What were your parents’ names?
Nancy.
My mother’s name was Nancy, and my father’s name was Moe.
His name was Morris, and he always went by Moe.
Okay.
The other thing I’m wondering is if, you know how couples just develop their own language?
I mean, I’m wondering if this is the lingua franca from Planet Nancy and Moe.
That’s a good one.
I hesitate to say that because they had become engaged the two weeks before he left, and they had only been friends before that.
Wow.
Until they, as he says, we discovered each other.
No kidding.
Yeah.
I have to say there’s a larger thing at work here that I want to compliment you on, and that is transcribing these letters for the record.
Because in my work as a dictionary editor and somebody who specializes in slang, we’d love to go back to these handwritten letters to find the closest thing that we can get to the vernacular, the way the average person spoke rather than the way newspaper writers wrote or the way that book authors wrote.
It’s very important to have this stuff.
So if you were making that public in any way, that would be astounding.
The Civil War letters that people go through and transcribe are a delight to look in because of this language stuff.
So it’s possible that if we were to find a larger trove of letters written by military folk who were stationed in Hawaii during World War II, we might find that hideous was indeed a thing.
But it will take a larger body, a larger corpus of letters to figure that out.
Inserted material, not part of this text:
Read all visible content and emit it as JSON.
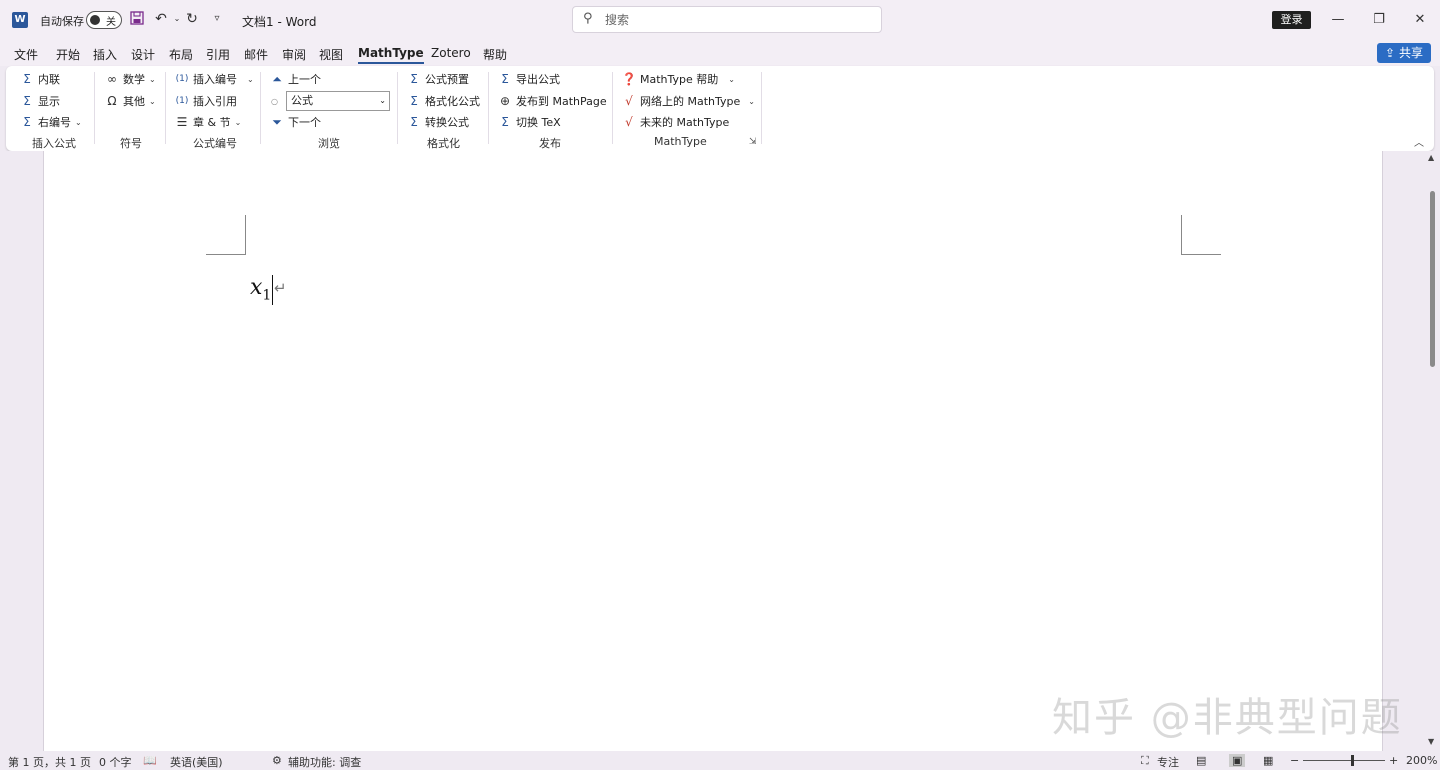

Well, Susie, the other thing is that we might hear from listeners who have the same experience with the word hideous.
Sure, you never know.
That would be fantastic if there were others.
Yeah.
Well, let us know if you come across any other cool stuff in the letters in terms of language.
Oh, I will.
You’re my favorite go-to place for discovering whatever this means.
Thanks, Susie.
Outstanding.
Thank you very much.
Thanks, Grant.
Thanks, Martha.
Bye.
Thanks.
Bye-bye.
Bye-bye.
You know, Grant, before my father died, he gave me a box of the love letters that he and my mother shared.
Oh, that’s nice.
And it includes diary entries from his desk diary the week that he realized that he was falling in love with my mom.
Oh, how nice is that?
And I have them in, you know, a fireproof safe.
And I’m sort of going through them, but I sort of don’t want to come to the end.
Right.
Do you know what I mean?
That’s too perfect a thing.
I know.
I know, but I want to at least scan them and share them with the rest of the family.
That’s to know this essential moment.
I know.
You know what that reminds me of?
My aunt last year gave me a card that my mother had sent to a relative when she was pregnant with me and my brother, talking about finding out that she was going to have twins.
Oh, gosh.
And it is like the first mention indirectly of me and my brother in my mother’s handwriting.
And it’s like an amazing document.
It’s astonishing.
I’m like, you know, it’s in the envelope with this stamp and the whole thing.
Yeah.
And it’s just a card you would buy in a store, but it’s in her hand.
It’s really nice.
It’s really nice.
This whole letters connection to language.
Yes.
But it’s not just the language.
It’s the emotion and the history.
Right.
The family elements, as we say.
Right.
Right.
And the handwriting.
Right.
That feels different.
Very, very evocative.
In cursive, right?
Yeah.
Very evocative.
Yeah.
We’d love to hear the language that you picked up from the letters that your family wrote.